So, he left him one half of it and carried the other half to the treasury in Al-Madiinah. However, if the Commander of the Faithful had known that `Amr's love for wealth would lead him to carelessness in his responibility, it is conceivable that his reasonable conscience would not have allowed him to stay in power for even one moment.  `Amr (May Allah be pleased with him) was sharp-witted with strong intuitive understanding and deep vision, so much so that whenever the Commander of the Faithful saw a person incapable of artifice, he clapped his palms in astonishment and said, "Glory be to Allah Indeed, the Creator of this and the Creator of `Amr lbn  Al-Aas is one God." 

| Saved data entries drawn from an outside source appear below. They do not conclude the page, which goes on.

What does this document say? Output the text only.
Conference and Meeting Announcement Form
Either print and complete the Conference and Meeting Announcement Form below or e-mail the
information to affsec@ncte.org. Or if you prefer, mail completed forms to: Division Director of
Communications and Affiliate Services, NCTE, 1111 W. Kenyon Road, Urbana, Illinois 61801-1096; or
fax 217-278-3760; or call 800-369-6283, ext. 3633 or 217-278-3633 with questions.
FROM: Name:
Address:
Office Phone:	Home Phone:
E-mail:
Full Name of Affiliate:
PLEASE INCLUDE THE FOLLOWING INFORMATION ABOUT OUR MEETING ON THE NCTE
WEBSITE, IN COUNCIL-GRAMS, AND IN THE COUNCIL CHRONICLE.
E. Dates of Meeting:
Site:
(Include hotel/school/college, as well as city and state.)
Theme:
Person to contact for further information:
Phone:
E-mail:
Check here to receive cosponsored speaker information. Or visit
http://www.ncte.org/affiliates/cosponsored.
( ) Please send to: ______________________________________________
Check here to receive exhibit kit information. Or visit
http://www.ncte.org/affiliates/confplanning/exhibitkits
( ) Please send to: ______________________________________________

       `Amr was also very daring and unhesitant. He used to combine his daring with his wits in some instances so that he would be thought to be cowardly or hesitant. However, it was the capacity to trick which `Amr perfected with great skill to get himself out of a destructive crisis.  The Commander of the Faithful Umar knew these talents of his and appreciated their true value. For that reason, when he sent him to Syria, before his going to Egypt, it was said to the Commander of the Faithful, "At the head of the armies of Rome in Syria is Artubun; a shrewd and brave leader and a prince." `Umar's response was, "We have hurled at Artubun of Rome Artubun of the Arabs, so let us see how the matter unfolds."  
      
 Matters unfolded in a massive victory for the Artubun of the Arabs, their dangerous, sly old fox, `Amr Ibn Al-'Aas over the Artubun of Rome, who left his army to defeat and fled to Egypt. `Amr would catch him shortly thereafter to raise the standard of Islam above its secure lands.  
   
     What are the situations in which the intelligence and wits of `Amr excelled? We do not count among them his position with Abu Muusaa Al-Ash'ariy in the incident of arbitration when the two of them agreed to depose `Aliy and Mu'aawiyah to refer the matter back to consultation between the Muslims. Abu Muusaa implemented the agreement and `Amr relented from carrying out his part of the agreement.  If we want to witness a picture of his wits and the skill of his intuitive insight, we find it in his position with respect to the commander of the Citadel of Babylon (near present day Cairo) during his war with Rome in Egypt, and, in another historical narration, in the battle we shall mention which took place in Yarmuuk with Artubun of Rome.  
  
     When Artubun and the commander invited `Amr to talk, they gave an order to some of their men to throw a rock at him immediately upon his departure from the Citadel and to prepare everything so that the killing of `Amr would be an inevitable matter.  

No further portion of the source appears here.